Compared to the price level of 2014, Ukhta refinery, despite the investment of LUKOIL in its modernization, could be impaired at some times, said General Director of “Analysts commodity markets” Michael Turukalov. The main reason he calls the effects of the tax maneuver, which produce oil become unprofitable. Buy Ukhta refinery, together with filling stations in Central Russia, in his opinion, is unprofitable because of the logistics: Ukhta refinery is focused on the market of the North European part and is not present on the market of Central Russia.
Foreign investors (including Chinese) are unlikely to be interesting Ukhta refinery and filling stations of LUKOIL as a single lot or separately, says portfolio Manager Asset Management Sergey Vakhrameev.

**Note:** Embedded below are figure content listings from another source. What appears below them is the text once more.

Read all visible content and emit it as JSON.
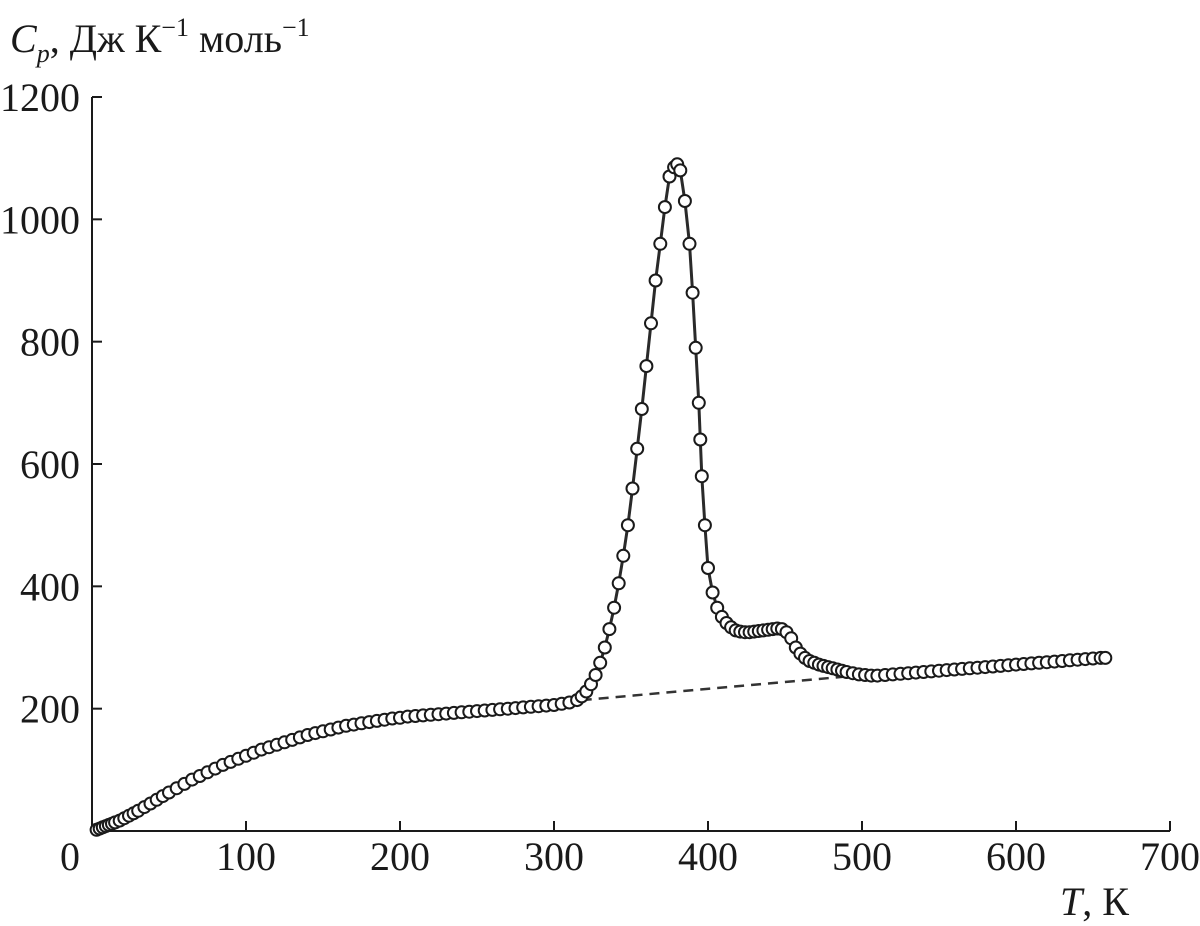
{
  "chart_data": {
    "type": "scatter",
    "ylabel_symbol": "C",
    "ylabel_subscript": "p",
    "ylabel_units": ", Дж К",
    "ylabel_exp1": "−1",
    "ylabel_units2": " моль",
    "ylabel_exp2": "−1",
    "xlabel_symbol": "T",
    "xlabel_units": ", К",
    "xlim": [
      0,
      700
    ],
    "ylim": [
      0,
      1200
    ],
    "x_ticks": [
      "0",
      "100",
      "200",
      "300",
      "400",
      "500",
      "600",
      "700"
    ],
    "y_ticks": [
      "200",
      "400",
      "600",
      "800",
      "1000",
      "1200"
    ],
    "grid": false,
    "series": [
      {
        "marker": "open-circle",
        "connected": true,
        "x": [
          3,
          5,
          7,
          9,
          11,
          13,
          15,
          18,
          21,
          24,
          27,
          30,
          34,
          38,
          42,
          46,
          50,
          55,
          60,
          65,
          70,
          75,
          80,
          85,
          90,
          95,
          100,
          105,
          110,
          115,
          120,
          125,
          130,
          135,
          140,
          145,
          150,
          155,
          160,
          165,
          170,
          175,
          180,
          185,
          190,
          195,
          200,
          205,
          210,
          215,
          220,
          225,
          230,
          235,
          240,
          245,
          250,
          255,
          260,
          265,
          270,
          275,
          280,
          285,
          290,
          295,
          300,
          305,
          310,
          315,
          318,
          321,
          324,
          327,
          330,
          333,
          336,
          339,
          342,
          345,
          348,
          351,
          354,
          357,
          360,
          363,
          366,
          369,
          372,
          375,
          378,
          380,
          382,
          385,
          388,
          390,
          392,
          394,
          395,
          396,
          398,
          400,
          403,
          406,
          409,
          412,
          415,
          418,
          421,
          424,
          427,
          430,
          433,
          436,
          439,
          442,
          445,
          448,
          451,
          454,
          457,
          460,
          463,
          466,
          469,
          472,
          475,
          478,
          481,
          484,
          487,
          490,
          494,
          498,
          502,
          506,
          510,
          515,
          520,
          525,
          530,
          535,
          540,
          545,
          550,
          555,
          560,
          565,
          570,
          575,
          580,
          585,
          590,
          595,
          600,
          605,
          610,
          615,
          620,
          625,
          630,
          635,
          640,
          645,
          650,
          655,
          658
        ],
        "y": [
          2,
          4,
          6,
          8,
          10,
          12,
          14,
          17,
          21,
          25,
          29,
          33,
          39,
          45,
          51,
          57,
          63,
          70,
          77,
          84,
          90,
          96,
          102,
          108,
          113,
          118,
          123,
          128,
          133,
          137,
          141,
          145,
          149,
          153,
          157,
          160,
          163,
          166,
          169,
          172,
          174,
          176,
          178,
          180,
          182,
          184,
          185,
          187,
          188,
          189,
          190,
          191,
          192,
          193,
          194,
          195,
          196,
          197,
          198,
          199,
          200,
          201,
          202,
          203,
          204,
          205,
          206,
          208,
          210,
          214,
          220,
          228,
          240,
          255,
          275,
          300,
          330,
          365,
          405,
          450,
          500,
          560,
          625,
          690,
          760,
          830,
          900,
          960,
          1020,
          1070,
          1085,
          1090,
          1080,
          1030,
          960,
          880,
          790,
          700,
          640,
          580,
          500,
          430,
          390,
          365,
          350,
          340,
          333,
          328,
          326,
          325,
          325,
          326,
          327,
          328,
          329,
          330,
          331,
          330,
          325,
          315,
          300,
          290,
          283,
          278,
          275,
          272,
          270,
          268,
          266,
          264,
          262,
          260,
          258,
          256,
          255,
          254,
          254,
          255,
          256,
          257,
          258,
          259,
          260,
          261,
          262,
          263,
          264,
          265,
          266,
          267,
          268,
          269,
          270,
          271,
          272,
          273,
          274,
          275,
          276,
          277,
          278,
          279,
          280,
          281,
          282,
          283,
          283
        ]
      }
    ],
    "baseline": {
      "style": "dashed",
      "x": [
        318,
        505
      ],
      "y": [
        214,
        256
      ]
    }
  }
}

The main reasons he called the high cost of plant upgrades (cheaper to build new refineries) and the inability to supply cheap oil to plant, and sufficient quantity of petroleum products to filling when buying assets in one lot. Russian companies face exactly the same decline in the profitability of the processing units, so is unlikely to want to buy assets at the market price, reflects the expert. He believes that investment in exploration and extraction of oil for LUKOIL more efficient.